Nous n'aborderons cependant pas la question perverse du terrorisme. Comme nous avons déjà eu l'occasion de le préciser lors de la présentation du programme de la mission, le 14 avril dernier, il n'est pas question de dire en audition publique quelles atteintes terroristes sont, ou peuvent être, envisagées et quelles parades sont prévues. Il faut être totalement naïf, ou totalement de mauvaise foi, pour penser que cette question puisse être traitée publiquement. Il est, en tout cas, hors de question que le prochain rapport de l'Office comporte un manuel du terrorisme nucléaire « pour les nuls ».
Nous allons examiner les efforts de recherche destinés à améliorer la protection des circuits névralgiques : c'est un aspect essentiel de la sûreté nucléaire telle que nous la concevons en France, c'est-à-dire dans une perspective dynamique, avec un effort permanent pour l'améliorer. J'ai souvent l'occasion d'évoquer ce sujet avec des interlocuteurs étrangers, qui me demandent si la sûreté nucléaire est optimale en France. Je leur réponds toujours qu'il s'agit d'une matière vivante, qui se nourrit de la recherche ainsi que de la confrontation des idées entre l'Autorité de sûreté nucléaire (ASN), les appuis techniques et scientifiques et l'opérateur. C'est de cette discussion que viennent les progrès. La sûreté nucléaire se conquiert par un travail de tous les jours et l'on ne peut espérer atteindre un sommet d'où l'on pourrait enfin contempler nos centrales avec une entière confiance. En la matière, les améliorations doivent être permanentes.
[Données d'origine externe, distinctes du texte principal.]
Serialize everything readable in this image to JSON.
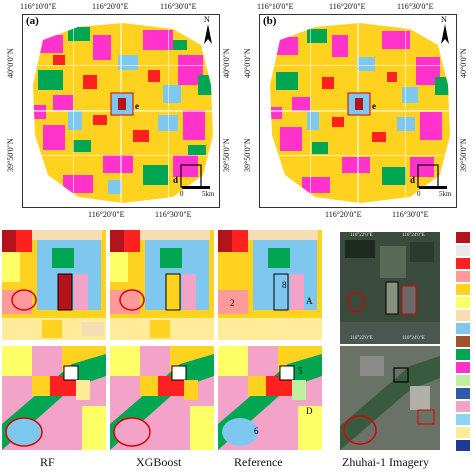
{
  "top_panels": [
    {
      "label": "(a)",
      "lon_top": [
        "116°10'0\"E",
        "116°20'0\"E",
        "116°30'0\"E"
      ],
      "lon_bottom": [
        "116°20'0\"E",
        "116°30'0\"E"
      ],
      "lat_left": [
        "40°0'0\"N",
        "39°50'0\"N"
      ],
      "lat_right": [
        "40°0'0\"N",
        "39°50'0\"N"
      ],
      "north": "N",
      "scale": {
        "start": "0",
        "end": "5km"
      },
      "markers": [
        "e",
        "d"
      ]
    },
    {
      "label": "(b)",
      "lon_top": [
        "116°10'0\"E",
        "116°20'0\"E",
        "116°30'0\"E"
      ],
      "lon_bottom": [
        "116°20'0\"E",
        "116°30'0\"E"
      ],
      "lat_left": [
        "40°0'0\"N",
        "39°50'0\"N"
      ],
      "lat_right": [
        "40°0'0\"N",
        "39°50'0\"N"
      ],
      "north": "N",
      "scale": {
        "start": "0",
        "end": "5km"
      },
      "markers": [
        "e",
        "d"
      ]
    }
  ],
  "detail_row1_labels": [
    "8",
    "2",
    "A"
  ],
  "detail_row2_labels": [
    "5",
    "6",
    "D"
  ],
  "imagery_coords": {
    "top": [
      "116°22'0\"E",
      "116°24'0\"E"
    ],
    "bottom": [
      "116°22'0\"E",
      "116°24'0\"E"
    ]
  },
  "captions": [
    "RF",
    "XGBoost",
    "Reference",
    "Zhuhai-1 Imagery"
  ],
  "legend_colors": [
    "#b3141b",
    "#e8e8e8",
    "#ff2020",
    "#ff9a9a",
    "#ffd21f",
    "#ffff66",
    "#f5deb3",
    "#7ec8f0",
    "#a0522d",
    "#00a651",
    "#ff33cc",
    "#bdf0a0",
    "#2e5aa8",
    "#f4a3c8",
    "#8fd3f4",
    "#ffeb99",
    "#1f3a93"
  ]
}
Les interventions ont été regroupées en deux sessions, présidées chacune par un des deux corapporteurs de la mission parlementaire : la première, consistant en l'analyse des mécanismes de défense en profondeur, par notre collègue sénateur Bruno Sido, premier vice-président de l'OPECST ; la seconde, une présentation des efforts de recherche en vue d'améliorer la protection des circuits névralgiques, par notre collègue député Christian Bataille.
Je propose à M. Thomas Houdré, directeur des centrales nucléaires à l'Autorité de sûreté nucléaire (ASN), qui a présenté jeudi dernier un panorama de la situation à Fukushima, de s'attacher spécifiquement aujourd'hui au problème de la nature et de la portée des rejets radioactifs, ainsi qu'à la question de l'évacuation des populations habitant les zones à risque.